Наконец Шмидт махнул рукой в поле: «Ступай с глаз моих долой, лентяйка, и запомни, что в следующий раз ты не отделаешься так легко!»
Последнее, что я услышала, покидая «поле брани», – это грозный панский рык в сторону Вольфа: «Я убью эту проклятую собаку!»
Едва зашла за сарай, как градом хлынули слезы. Я не вытирала их, так как знала, что те, четверо, смотрят мне вслед, и опасалась, как бы они не догадались, что я плачу. Они, слезы, так и стекали беспрепятственно по пылающим от унижения, от боли и от стыда щекам и падали крупными каплями в снег.
Придя на поле, рассказала своим о нашей стычке и снова поплакала, теперь уже от жалости к себе, слушая слова участия и утешения. «Это надо же, какой подлец! – возмущалась расхрабрившаяся Сима. – Специально отослал нас прочь, чтобы никто не ввязался».
– Нешто пойти, май-то, врезать ему пару раз по роже? – задумчиво сказал Миша и с силой вонзил вилы в дымящуюся навозную кучу.
– Не надо, не смей! – испугалась я. – Ничего ты этим не добьешься. Ведь для него пара пустяков засадить тебя, да и всех нас, в концлагерь, он уже и так все время грозится.
Вот такая сегодня произошла история. Хорошо, что о ней не знает мама (она вместе с Гельбихой стригла овец в овчарне), я попросила всех не говорить ей об этом. У меня весь день настроение – «ни в сказке сказать, ни пером описать». Вся в мечтах и в мыслях об одном: дождаться бы часа возмездия. Дожить бы до неизбежного позорища «избранной богом» арийской расы. Увидеть бы своими глазами унижение, растерянность и страх этой чертовой семейки…
19 декабря
Суббота
Снова украли у нас воскресенье! Завтра всех «восточных рабочих» – русских и украинцев – повезут в Мариенвердер в баню, как выразился, гогоча, Шмидт – «гонять вшей». Господи ты Боже мой, – новое позорище!

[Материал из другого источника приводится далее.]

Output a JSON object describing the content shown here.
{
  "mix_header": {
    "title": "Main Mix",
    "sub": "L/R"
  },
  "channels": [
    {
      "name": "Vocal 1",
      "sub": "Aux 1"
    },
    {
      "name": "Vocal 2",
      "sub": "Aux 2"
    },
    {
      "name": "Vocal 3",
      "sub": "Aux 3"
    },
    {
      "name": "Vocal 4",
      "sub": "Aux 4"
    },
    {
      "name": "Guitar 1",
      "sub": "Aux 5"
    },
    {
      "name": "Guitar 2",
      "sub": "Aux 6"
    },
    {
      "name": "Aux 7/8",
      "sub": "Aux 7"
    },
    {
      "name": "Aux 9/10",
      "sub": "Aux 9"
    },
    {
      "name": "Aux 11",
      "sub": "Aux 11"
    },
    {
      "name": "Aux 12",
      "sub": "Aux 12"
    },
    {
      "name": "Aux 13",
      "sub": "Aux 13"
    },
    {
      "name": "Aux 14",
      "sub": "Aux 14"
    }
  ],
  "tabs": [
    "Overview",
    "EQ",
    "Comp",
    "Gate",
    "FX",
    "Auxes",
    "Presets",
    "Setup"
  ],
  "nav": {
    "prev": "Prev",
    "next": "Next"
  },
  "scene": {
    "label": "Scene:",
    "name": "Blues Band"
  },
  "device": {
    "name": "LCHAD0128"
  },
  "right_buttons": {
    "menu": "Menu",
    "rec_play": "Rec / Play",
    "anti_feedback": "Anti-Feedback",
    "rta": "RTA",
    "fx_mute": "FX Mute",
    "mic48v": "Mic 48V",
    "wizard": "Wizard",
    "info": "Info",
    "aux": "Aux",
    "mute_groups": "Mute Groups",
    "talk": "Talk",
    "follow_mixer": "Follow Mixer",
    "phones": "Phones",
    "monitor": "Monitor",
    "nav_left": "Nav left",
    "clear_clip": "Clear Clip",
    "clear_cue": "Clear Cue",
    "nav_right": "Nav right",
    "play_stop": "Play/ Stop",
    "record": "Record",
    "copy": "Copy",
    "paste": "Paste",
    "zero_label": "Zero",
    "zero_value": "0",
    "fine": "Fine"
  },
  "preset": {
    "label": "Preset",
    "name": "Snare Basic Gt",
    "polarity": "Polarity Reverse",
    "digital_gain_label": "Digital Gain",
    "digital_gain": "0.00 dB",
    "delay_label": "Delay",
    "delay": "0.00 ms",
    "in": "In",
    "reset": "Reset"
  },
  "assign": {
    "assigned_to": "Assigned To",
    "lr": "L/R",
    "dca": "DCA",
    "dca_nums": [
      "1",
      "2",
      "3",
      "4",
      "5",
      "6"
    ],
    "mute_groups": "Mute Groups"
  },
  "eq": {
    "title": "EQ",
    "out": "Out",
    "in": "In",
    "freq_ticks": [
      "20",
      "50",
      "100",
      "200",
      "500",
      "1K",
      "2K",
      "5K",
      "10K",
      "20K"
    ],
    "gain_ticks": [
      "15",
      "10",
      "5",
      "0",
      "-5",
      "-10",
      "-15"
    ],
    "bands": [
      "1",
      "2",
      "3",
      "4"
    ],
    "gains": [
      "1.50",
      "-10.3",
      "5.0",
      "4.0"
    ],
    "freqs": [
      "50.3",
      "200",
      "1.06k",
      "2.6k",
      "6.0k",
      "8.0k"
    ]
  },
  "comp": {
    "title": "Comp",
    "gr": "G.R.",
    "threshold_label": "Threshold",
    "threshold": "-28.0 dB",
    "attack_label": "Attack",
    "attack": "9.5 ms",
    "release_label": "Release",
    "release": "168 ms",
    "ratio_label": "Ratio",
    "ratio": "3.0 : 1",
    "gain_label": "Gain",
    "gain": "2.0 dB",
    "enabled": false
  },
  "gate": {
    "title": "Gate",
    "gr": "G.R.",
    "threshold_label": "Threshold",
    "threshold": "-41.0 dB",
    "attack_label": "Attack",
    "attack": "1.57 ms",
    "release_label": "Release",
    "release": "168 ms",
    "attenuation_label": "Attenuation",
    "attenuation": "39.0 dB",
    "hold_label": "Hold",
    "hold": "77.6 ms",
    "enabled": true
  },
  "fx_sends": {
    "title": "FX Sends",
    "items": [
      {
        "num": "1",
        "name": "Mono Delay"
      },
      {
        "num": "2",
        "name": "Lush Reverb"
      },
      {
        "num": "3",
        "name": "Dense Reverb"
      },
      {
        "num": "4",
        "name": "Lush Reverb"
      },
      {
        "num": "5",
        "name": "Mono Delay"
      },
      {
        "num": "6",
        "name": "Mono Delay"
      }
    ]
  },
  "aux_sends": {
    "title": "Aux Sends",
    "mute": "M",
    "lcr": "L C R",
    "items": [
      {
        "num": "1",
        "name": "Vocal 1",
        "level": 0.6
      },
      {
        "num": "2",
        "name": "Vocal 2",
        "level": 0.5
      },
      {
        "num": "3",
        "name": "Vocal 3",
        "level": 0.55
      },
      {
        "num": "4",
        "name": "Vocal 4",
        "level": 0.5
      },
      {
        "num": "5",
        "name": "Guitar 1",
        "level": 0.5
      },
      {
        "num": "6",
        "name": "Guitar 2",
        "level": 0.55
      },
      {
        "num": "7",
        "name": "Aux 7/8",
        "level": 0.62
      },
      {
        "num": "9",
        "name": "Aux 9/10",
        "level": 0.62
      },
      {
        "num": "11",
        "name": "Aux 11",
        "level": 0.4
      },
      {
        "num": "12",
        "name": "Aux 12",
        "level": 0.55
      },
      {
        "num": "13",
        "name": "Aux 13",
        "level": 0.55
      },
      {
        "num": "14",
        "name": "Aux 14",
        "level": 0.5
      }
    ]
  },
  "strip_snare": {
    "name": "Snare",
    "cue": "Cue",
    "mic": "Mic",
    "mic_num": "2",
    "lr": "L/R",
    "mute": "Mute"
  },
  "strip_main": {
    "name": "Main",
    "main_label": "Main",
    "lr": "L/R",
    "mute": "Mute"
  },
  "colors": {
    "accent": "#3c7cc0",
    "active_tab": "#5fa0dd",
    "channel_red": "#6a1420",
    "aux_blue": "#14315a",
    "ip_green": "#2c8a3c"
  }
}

Неужели они, немцы, думают, что мы, ожидая, когда они устроят нам «омовение», ходим месяцами немытыми? Да у нас каждую субботу организуется в кухне настоящая баня! Еще в первую неделю своего приезда в усадьбу Василий с Леонидом притащили со скотного двора большой, местами почерневший и проржавевший таз. Мы с Симой отскоблили и отчистили его песком, и теперь, нагревая на плите в кастрюлях и в ведрах воду, поочередно моемся в нем в кухне.
А до недавнего времени я еще принимала нелегально каждый день душ после работы. На том же скотном дворе как-то летом обнаружила отличную душевую установку, которая, как выяснилось позднее, предназначена для мытья корнеплодов на корм скоту.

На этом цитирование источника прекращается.